If you are a company who is solely based in the (let’s say – US) and you serve customers/users/audiences who are citizens of any EU country, then you must have appropriate safeguards and measures in place to protect the personal data of those customers/users/audiences.

Personal data is defined (in the official GDPR text as) “any information relating to an identified or identifiable natural person (‘data subject’); an identifiable natural person is one who can be identified, directly or indirectly, in particular by reference to an identifier such as a name, an identification number, location data, an online identifier or to one or more factors specific to the physical, physiological, genetic, mental, economic, cultural or social identity of that natural person”
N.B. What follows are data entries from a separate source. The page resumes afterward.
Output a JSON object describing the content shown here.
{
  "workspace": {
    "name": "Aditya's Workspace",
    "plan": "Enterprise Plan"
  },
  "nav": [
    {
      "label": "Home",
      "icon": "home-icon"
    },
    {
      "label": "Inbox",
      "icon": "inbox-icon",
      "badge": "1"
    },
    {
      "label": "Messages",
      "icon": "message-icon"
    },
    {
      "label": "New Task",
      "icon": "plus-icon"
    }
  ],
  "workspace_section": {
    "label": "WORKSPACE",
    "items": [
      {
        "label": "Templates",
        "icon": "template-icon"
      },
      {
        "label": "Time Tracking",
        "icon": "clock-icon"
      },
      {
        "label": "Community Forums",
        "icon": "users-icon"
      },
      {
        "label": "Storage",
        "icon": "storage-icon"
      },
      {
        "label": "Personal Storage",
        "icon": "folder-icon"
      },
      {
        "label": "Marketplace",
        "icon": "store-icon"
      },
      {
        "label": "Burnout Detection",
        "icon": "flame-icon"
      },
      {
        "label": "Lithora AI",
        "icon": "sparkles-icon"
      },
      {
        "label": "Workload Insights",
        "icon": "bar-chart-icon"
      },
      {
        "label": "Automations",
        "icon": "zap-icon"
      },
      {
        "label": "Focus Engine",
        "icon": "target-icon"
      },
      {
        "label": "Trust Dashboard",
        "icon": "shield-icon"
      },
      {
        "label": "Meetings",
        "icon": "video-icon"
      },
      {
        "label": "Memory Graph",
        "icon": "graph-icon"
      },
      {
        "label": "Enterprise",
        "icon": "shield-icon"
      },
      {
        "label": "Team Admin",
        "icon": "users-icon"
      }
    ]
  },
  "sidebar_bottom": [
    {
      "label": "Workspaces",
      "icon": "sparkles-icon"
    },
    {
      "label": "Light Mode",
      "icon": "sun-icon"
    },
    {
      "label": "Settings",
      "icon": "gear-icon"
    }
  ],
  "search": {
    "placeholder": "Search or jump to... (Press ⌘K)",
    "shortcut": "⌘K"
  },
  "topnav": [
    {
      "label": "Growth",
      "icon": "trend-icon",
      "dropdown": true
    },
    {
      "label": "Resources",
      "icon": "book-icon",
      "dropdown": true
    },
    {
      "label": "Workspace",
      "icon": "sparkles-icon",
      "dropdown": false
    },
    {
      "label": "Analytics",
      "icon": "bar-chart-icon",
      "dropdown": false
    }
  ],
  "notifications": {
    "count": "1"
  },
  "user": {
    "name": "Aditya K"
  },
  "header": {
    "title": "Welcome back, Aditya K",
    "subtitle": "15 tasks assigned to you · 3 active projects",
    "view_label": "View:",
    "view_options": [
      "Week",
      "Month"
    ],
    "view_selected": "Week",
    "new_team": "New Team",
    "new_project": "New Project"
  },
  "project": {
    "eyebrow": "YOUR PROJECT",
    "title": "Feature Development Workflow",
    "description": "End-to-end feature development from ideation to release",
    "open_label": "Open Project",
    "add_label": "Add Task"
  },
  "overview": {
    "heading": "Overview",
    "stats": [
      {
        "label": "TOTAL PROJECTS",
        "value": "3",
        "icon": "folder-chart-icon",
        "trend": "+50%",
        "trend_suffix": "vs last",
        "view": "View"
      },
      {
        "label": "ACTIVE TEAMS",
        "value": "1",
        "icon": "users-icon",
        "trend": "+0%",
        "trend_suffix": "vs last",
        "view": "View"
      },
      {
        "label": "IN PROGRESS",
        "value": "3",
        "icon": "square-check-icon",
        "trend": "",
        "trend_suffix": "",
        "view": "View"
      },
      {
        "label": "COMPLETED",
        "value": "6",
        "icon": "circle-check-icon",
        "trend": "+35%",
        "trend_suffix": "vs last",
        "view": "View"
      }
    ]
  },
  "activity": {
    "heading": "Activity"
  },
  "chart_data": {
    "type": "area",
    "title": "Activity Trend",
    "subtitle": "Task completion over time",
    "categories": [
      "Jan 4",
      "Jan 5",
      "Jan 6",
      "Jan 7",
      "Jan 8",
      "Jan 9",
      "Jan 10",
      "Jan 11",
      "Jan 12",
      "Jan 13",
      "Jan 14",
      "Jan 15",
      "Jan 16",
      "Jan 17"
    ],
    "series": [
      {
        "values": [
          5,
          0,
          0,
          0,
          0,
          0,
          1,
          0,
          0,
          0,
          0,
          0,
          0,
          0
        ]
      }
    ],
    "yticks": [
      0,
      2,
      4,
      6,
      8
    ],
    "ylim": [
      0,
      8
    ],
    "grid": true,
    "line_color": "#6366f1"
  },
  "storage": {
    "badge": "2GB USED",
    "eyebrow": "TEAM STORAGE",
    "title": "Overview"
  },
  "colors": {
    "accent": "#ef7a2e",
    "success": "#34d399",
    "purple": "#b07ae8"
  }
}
If you process personal data and one of the above scenarios apply to you, the regulation also states that you must appoint a Data Protection Officer if:

  1. the processing is carried out by a public authority or body, except for courts acting in their judicial capacity
  2. the core activities of the controller or the processor consist of processing operations which, by virtue of their nature, scope and/or purposes, require regular or systematic monitoring of data subjects on a large scale, or
  3. the core activities of the controller or processor consist of processing on a large scale of special categories of data (racial or ethnic origin, political opinions, religious or philosophical beliefs, or trade union membership, processing of genetic data, biometric data for the purpose of identifying a natural person, data concerning health or a natural person’s sex life/orientation). Incidentally, you are prohibited from processing such special categories of data unless you have received explicit consent from the data subject, or you can justify processing via another legal basis.

Processing, as defined under Article 4 of the GDPR, means “any operation or set of operations which is performed on personal data or on sets of personal data, whether or not by automated means, such as collection, recording, organisation, structuring, storage, adaptation or alteration, retrieval, consultation, use, disclosure by transmission, dissemination or otherwise making available, alignment or combination, restriction, erasure or destruction”

The Regulation does not apply to companies who are based outside of the EU and only serves a non-eu customer/user/audience base. So, if you do not target your services to EU based individuals then the GDPR does not apply to you. However, there might be other Data Protection Laws that your business will be subject to.